Nous sommes arrivées au manoir d'Adrian et Sandra m'a fait signe d'entrer. « Je t'attends pendant que tu lui annonces la bonne nouvelle », a-t-elle souri.
J'ai marché aussi vite que mes jambes tremblantes me le permettaient dans la maison. Je sais qu'il doit être dans son bureau parce qu'il fait toujours ça quand il est en colère. Montant les marches une à une, je m'encourage à avancer. Dès que j'arrive à la porte, j'entends des rires à l'intérieur, et d'une main tremblante, j'ouvre la porte, pour être choquée par la scène devant moi. Je n'arrive pas à détourner le regard et je sens mon cœur se briser en mille morceaux.
Il y avait mon mari dans toute sa splendeur avec Tonya dans une position compromettante. Un hoquet de surprise m'a échappé et dès que les yeux d'Adrian ont croisé les miens, ils se sont remplis de colère.
« Qu'est-ce que tu fous ici ? Je ne t'ai pas dit hier soir que tu étais morte pour moi ? » grogne-t-il en marchant avec colère vers moi après avoir lâché la fille.
« Je... Je voulais te parler. »
« Je m'en fous ; dégage ! Je n'ai rien à discuter avec toi ! » lance-t-il en me prenant par les bras et en me tirant vers la porte d'entrée.
« Donne-moi juste deux minutes ; c'est tout ce que je demande », ai-je supplié.
Il me regarde avec dégoût. « Parle », crache-t-il avec colère.
Je prends une grande respiration et dis : « Je suis enceinte. »
Il m'a regardée droit dans les yeux sans dire un mot. J'ai vu son visage changer mais pas d'une bonne façon et il s'est soudainement approché de moi et m'a giflée fort. Je n'ai pas eu le temps de réagir quand il m'a attrapée par les cheveux et j'ai crié de douleur.
« Tu n'as vraiment aucune honte, n'est-ce pas ? » a-t-il hurlé en me poussant, me faisant tomber sur les fesses.
Je regarde Adrian et il me regarde avec colère et dégoût.
« C'est ton bébé, je te le promets », ai-je sangloté, sans me soucier qu'il me voie.
« Tu t'attends à ce que je te croie ? Que je croie que ce bâtard est le mien ? Putain, c'est bas même pour quelqu'un comme toi. Oh mais attends, tu n'es qu'une pute arriviste. Maintenant tu veux utiliser ce bâtard comme moyen d'obtenir de l'argent de moi ? Va donc trouver le type responsable parce que je ne tomberai pas dans tes pièges. »

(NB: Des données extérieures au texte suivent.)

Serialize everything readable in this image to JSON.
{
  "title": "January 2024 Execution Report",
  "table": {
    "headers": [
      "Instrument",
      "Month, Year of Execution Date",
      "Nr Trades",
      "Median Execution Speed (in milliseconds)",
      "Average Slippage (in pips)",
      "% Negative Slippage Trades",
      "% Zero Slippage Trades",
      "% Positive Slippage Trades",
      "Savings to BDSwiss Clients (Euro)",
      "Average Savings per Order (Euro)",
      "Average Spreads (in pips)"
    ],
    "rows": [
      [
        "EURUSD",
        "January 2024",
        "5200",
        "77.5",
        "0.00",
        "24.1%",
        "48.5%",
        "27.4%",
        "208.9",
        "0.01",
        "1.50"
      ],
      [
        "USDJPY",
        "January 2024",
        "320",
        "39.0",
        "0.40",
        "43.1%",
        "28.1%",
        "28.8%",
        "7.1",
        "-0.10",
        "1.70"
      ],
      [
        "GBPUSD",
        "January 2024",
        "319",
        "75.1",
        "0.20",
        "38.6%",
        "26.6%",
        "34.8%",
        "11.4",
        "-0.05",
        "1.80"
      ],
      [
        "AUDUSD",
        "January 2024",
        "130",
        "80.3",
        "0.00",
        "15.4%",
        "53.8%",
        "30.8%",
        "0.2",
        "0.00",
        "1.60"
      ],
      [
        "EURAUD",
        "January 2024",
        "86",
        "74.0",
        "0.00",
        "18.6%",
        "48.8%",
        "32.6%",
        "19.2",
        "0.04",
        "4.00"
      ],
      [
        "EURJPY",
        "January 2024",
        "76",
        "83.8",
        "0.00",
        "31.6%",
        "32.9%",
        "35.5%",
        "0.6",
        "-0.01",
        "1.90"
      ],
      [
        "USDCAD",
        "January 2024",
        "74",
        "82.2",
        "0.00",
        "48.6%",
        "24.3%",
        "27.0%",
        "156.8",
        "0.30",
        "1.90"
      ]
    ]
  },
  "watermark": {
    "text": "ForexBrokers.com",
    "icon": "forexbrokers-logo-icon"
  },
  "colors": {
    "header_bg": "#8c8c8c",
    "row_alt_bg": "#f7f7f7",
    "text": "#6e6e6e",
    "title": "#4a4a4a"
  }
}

Je suis restée sur place, le regardant alors que les larmes coulaient sur mes joues en entendant ce qu'il pensait de moi.
« C'est... C'est vraiment ce que tu penses de moi ? Que je suis une pute ? » ai-je demandé en essuyant les larmes de mes joues.
« Oui, maintenant dégage de ma propriété et va trouver un autre pigeon pour tomber dans tes arnaques. »
Je me suis levée lentement et me suis dirigée vers la porte, puis me suis retournée et ai dit : « Ne viens pas me supplier de te pardonner plus tard parce qu'il sera trop tard ! » J'ai dit cela avant de fermer la porte derrière moi.